La tierra sigue perdida en atascos burocráticos y papeleos infinitos. Una finca cerca de Quibdó que los indígenas alcanzaron a negociar con su dueño no pudo adquirirse por vicios en los trámites y problemas de escrituración. Por ahora, lo único que se ha concretado de la sentencia es la actualización del registro único de víctimas y los listados de las comunidades y miembros de estas que se verían beneficiados ante una eventual reubicación.

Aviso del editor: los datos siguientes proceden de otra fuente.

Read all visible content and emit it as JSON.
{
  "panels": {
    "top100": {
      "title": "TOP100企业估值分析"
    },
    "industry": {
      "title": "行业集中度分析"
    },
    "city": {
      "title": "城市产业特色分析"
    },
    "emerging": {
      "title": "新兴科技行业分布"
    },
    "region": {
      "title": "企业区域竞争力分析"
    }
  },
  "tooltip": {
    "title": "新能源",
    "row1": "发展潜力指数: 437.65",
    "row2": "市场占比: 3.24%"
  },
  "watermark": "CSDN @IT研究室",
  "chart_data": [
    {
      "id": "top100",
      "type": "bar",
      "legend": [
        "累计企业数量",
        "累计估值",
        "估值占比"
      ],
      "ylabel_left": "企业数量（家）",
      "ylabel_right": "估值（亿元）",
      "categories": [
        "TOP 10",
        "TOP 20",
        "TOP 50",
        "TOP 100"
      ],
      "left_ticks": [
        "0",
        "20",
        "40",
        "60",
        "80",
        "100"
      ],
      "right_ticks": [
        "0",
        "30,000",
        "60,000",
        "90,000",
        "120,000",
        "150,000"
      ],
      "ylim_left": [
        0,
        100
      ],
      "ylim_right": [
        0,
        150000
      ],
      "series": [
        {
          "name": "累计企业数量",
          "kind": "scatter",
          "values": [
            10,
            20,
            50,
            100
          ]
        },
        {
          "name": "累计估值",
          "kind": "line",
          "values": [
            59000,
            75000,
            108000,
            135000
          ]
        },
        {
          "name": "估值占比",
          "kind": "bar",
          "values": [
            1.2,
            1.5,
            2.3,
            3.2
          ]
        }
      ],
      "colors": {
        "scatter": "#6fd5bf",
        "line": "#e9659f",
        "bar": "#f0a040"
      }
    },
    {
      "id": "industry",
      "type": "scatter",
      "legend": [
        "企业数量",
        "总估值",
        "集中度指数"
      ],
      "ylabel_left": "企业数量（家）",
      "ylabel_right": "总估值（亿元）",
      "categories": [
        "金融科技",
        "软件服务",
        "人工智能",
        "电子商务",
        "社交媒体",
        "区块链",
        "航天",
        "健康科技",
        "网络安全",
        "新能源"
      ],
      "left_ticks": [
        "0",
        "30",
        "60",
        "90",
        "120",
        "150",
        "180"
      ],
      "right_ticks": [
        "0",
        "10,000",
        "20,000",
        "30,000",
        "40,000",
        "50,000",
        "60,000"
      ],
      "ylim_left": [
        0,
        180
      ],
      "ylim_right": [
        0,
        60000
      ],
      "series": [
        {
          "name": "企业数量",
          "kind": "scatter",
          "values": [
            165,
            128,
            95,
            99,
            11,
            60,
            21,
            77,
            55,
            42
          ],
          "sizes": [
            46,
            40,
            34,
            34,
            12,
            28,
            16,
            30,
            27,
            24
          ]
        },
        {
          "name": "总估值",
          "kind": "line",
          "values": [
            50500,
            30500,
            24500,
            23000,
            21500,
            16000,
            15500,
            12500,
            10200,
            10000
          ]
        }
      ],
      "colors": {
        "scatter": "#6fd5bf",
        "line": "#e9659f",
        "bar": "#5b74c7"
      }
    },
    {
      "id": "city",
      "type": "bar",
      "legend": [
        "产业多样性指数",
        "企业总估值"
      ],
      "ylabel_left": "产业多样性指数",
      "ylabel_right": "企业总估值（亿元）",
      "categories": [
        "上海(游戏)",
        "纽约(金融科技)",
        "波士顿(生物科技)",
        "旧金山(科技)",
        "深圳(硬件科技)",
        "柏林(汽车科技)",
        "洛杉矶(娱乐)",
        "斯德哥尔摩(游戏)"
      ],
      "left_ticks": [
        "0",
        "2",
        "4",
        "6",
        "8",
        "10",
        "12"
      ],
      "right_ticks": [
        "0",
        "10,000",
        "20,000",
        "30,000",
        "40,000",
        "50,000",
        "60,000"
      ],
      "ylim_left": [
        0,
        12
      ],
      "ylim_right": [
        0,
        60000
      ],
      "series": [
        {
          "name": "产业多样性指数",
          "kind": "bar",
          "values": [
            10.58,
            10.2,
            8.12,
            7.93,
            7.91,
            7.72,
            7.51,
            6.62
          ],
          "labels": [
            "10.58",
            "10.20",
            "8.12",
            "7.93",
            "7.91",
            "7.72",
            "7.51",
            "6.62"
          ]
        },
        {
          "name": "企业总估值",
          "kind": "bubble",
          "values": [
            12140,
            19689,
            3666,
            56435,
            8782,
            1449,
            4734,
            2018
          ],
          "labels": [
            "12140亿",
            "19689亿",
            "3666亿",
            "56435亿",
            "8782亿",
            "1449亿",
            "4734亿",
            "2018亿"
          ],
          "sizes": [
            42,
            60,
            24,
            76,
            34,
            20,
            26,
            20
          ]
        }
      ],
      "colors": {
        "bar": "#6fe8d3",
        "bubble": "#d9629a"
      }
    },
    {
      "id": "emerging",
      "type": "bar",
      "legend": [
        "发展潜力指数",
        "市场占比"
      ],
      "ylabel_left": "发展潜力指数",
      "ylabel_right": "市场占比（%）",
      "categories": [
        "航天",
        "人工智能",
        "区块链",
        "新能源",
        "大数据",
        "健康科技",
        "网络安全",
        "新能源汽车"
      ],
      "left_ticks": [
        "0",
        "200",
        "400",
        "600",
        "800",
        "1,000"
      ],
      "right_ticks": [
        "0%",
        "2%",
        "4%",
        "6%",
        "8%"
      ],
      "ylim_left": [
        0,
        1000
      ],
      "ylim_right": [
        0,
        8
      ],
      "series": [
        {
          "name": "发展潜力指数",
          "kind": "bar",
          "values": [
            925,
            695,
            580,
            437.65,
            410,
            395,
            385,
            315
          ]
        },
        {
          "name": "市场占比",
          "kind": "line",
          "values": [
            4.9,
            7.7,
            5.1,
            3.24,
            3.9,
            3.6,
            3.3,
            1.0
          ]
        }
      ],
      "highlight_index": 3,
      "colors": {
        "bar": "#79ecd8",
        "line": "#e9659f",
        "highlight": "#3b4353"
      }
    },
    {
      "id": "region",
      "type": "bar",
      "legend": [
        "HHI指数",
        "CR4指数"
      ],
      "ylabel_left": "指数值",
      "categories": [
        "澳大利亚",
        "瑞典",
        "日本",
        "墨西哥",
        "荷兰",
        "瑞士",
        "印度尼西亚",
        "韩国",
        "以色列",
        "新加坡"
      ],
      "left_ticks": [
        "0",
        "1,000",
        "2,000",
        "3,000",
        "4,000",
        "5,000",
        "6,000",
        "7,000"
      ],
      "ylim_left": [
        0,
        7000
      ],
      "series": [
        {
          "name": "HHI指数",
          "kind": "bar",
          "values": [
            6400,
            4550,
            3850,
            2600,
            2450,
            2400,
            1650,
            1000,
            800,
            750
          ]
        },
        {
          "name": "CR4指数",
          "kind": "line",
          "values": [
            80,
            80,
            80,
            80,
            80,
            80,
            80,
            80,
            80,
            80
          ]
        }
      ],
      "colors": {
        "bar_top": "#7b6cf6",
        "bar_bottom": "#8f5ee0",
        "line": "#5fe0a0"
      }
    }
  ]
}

Al despedirse, Alberto, profesor en uno de los asentamientos, me llama aparte para enseñar en su celular las fotos de un vecino asesinado. La imagen es chocante y deja ver un hombre tendido en el suelo de un bote con su silueta confundida en una mancha roja. Dice que lo mataron de un tiro por la espalda unos paramilitares de las AGC, cuando intentaba retornar a su pueblo en uno de los ríos del Chocó en agosto del año pasado. La tierra perdida en el atasco de la guerra sin límites.
“Nosotros no queremos regresar más”, dirá con insistencia Alberto más tarde en un mensaje de audio, “ya la gente conoce todo el mal que pasamos”.